ALMOST two thirds of people in Sheffield do not recognise a single one of the city’s potential candidates for elected mayor.
The Star went out onto the city centre streets armed with photos of Richard Caborn, Paul Scriven, and current Sheffield Council leader Julie Dore – and asked 100 passers-by if they could name them.
Only 11 people recognised Julie Dore, just 22 knew her predecessor Paul Scriven, and just 27 could name former Sheffield Central Labour MP Richard Caborn.
Of the 100 people The Star questioned, 63 people recognised none of the Sheffield trio at all.
But there was one mayor’s face who sparked recognition among most Sheffielders – that of Boris Johnson, the mayor of London, 150 miles away.
Sheffield goes to the polls tomorrow to decide in a referendum whether the city should have an elected mayor.
Today, Matt Dixon, of the Mayor4Sheffield campaign, said The Star’s findings were ‘not surprising’.
The Tory parish councillor for Oughtibridge said: “The figures show Sheffield people do not connect with their civic leaders. Boris Johnson is on television and in the national papers whereas, with Julie and Paul, particularly, this shows local politicians are not identified with by their community.
“That’s the key difference between the status quo and having a mayor. A mayor is a figurehead.”
But former Sheffield Council leader Coun Paul Scriven said: “A lot of people know who Ken Dodd is but that doesn’t mean he would be a good leader of a city.
“Do we want someone who is able to run Sheffield, or a personality?”
Retired Sheffield Central MP Richard Caborn added: “The recognition rating figures are relative to the amount of public exposure people have and are not surprising. But is this a popularity contest, or about substance in terms of whether somebody is right to run the city?”
Armed with pictures, The Star stopped shoppers in the Winter Garden, Castle Market and at city centre tram stops.
In Castle Market, Alison Tunnicliffe, a domestic assistant, aged 49, from Wybourn, knew Boris but struggled with the rest.

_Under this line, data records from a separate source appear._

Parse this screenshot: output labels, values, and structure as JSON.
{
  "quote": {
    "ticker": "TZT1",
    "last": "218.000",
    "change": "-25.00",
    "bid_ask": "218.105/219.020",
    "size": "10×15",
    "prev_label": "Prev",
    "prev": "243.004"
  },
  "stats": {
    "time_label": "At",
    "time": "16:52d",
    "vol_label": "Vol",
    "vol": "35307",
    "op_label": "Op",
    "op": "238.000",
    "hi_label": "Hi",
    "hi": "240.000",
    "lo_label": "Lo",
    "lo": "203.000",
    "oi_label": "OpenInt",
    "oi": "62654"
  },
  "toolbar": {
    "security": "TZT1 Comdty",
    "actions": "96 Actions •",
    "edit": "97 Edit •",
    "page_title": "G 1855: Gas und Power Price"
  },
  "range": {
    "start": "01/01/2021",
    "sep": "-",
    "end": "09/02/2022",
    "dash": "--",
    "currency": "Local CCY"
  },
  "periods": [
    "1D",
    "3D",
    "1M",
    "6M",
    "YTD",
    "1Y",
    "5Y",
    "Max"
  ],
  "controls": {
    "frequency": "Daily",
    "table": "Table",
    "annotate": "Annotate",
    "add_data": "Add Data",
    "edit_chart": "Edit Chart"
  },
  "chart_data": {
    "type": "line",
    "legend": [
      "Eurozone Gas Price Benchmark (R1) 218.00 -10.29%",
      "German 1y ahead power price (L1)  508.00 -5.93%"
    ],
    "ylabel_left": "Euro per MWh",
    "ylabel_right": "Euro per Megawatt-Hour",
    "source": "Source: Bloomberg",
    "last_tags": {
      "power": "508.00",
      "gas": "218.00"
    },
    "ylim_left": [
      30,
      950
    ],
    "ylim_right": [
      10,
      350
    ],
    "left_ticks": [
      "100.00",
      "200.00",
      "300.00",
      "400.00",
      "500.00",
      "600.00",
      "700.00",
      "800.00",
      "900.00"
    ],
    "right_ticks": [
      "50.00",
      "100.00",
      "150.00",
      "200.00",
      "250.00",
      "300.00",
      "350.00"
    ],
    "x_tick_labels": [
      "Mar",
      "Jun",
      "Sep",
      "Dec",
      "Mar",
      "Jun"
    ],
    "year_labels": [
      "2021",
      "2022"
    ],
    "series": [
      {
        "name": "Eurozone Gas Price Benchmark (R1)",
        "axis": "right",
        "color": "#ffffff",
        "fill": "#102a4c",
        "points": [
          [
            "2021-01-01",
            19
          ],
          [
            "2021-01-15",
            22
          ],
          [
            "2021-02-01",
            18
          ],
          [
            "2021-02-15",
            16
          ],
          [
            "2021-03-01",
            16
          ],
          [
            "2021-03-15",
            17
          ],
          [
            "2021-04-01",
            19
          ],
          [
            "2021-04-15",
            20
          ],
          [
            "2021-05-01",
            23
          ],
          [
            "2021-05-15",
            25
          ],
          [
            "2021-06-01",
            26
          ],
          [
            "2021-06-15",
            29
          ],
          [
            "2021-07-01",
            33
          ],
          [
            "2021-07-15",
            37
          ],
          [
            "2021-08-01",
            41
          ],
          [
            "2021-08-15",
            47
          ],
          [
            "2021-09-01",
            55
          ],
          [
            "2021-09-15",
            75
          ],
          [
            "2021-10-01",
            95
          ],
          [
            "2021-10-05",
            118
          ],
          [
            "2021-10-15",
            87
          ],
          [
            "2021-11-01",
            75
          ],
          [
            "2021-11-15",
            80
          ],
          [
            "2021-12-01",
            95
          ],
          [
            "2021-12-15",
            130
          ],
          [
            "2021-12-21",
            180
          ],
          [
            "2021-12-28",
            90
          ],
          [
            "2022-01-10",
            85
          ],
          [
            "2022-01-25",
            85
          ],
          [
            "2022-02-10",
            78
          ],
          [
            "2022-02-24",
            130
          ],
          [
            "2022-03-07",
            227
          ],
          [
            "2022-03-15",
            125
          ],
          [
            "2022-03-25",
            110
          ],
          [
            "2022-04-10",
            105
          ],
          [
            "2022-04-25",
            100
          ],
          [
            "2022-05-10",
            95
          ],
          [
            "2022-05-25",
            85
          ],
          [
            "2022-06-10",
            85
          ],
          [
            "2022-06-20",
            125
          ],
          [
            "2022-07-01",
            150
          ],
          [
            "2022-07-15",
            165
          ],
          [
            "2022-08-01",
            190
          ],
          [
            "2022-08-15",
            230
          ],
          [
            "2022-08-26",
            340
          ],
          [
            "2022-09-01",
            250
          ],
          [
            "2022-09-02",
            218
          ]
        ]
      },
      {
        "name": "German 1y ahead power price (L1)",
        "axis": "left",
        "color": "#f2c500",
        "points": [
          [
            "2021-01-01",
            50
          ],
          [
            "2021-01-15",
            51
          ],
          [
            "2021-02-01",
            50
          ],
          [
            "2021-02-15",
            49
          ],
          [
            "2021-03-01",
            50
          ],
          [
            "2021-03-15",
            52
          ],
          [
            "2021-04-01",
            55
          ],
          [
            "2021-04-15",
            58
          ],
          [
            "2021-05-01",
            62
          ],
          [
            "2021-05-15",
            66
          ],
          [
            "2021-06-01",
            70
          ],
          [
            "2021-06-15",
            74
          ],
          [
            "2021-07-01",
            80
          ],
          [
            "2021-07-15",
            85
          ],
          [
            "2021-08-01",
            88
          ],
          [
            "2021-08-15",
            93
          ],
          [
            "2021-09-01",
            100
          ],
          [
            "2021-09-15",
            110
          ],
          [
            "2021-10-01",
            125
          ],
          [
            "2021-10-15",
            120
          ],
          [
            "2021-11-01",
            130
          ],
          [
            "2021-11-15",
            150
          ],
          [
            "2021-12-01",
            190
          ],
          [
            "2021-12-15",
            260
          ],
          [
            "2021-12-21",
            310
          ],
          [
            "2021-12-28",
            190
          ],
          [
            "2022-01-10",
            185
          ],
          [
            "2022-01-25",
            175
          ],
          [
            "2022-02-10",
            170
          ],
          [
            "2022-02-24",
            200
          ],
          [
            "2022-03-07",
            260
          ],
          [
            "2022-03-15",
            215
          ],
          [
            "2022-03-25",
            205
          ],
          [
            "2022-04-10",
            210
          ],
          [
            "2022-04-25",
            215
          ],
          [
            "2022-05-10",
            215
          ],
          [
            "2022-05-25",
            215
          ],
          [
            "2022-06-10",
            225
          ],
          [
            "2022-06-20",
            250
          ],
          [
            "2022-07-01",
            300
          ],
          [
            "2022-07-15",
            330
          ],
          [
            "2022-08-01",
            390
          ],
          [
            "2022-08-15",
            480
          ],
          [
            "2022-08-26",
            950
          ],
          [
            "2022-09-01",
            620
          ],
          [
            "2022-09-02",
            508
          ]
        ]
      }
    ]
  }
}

She said: “The problem is local politicians do not go out and talk to the public enough so people do not know who they are. They just seem to sit in their offices.”
Joanne Slingsby, a shop worker, aged 46, from Skye Edge, added: “People are not bothered about politics – that’s the problem. Working people think the governments and councils do nothing for them so are not interested.”
But Colin Radcliffe, a former Labour city councillor who represented Gleadless from 1976 to 1986 and whose father-in-law, Albert Richardson, was a Lord Mayor of Sheffield, said: “I don’t think having an elected mayor will change anything – if it isn’t broke don’t fix it.”
Mr Ratcliffe, aged 75, who lives in Lowedges, added: “The main problem at present is money. Some people just become councillors because they receive automatic allowances, whereas we were only paid if we attended meetings and did the job, which meant we had a better connection with the public.”
Zahra Waffa, 43, an NHS nurse from Burngreave, said she believed having an elected mayor would be a good idea to increase the profile of Sheffield’s leader and lobby for the city’s interests.
She said: “I think it would be a good idea. We need change to help us progress.”
Paul Wood, Sheffield District Labour Party chairman, said: “The only reason Boris Johnson has a high recognition rating is because he was a celebrity before he became mayor of London and is on television a lot.
“Julie Dore is growing into her role.
“I don’t think it is necessarily a problem that our elected politicians are not recognised everywhere because their role is not about being well-known but getting the job done.”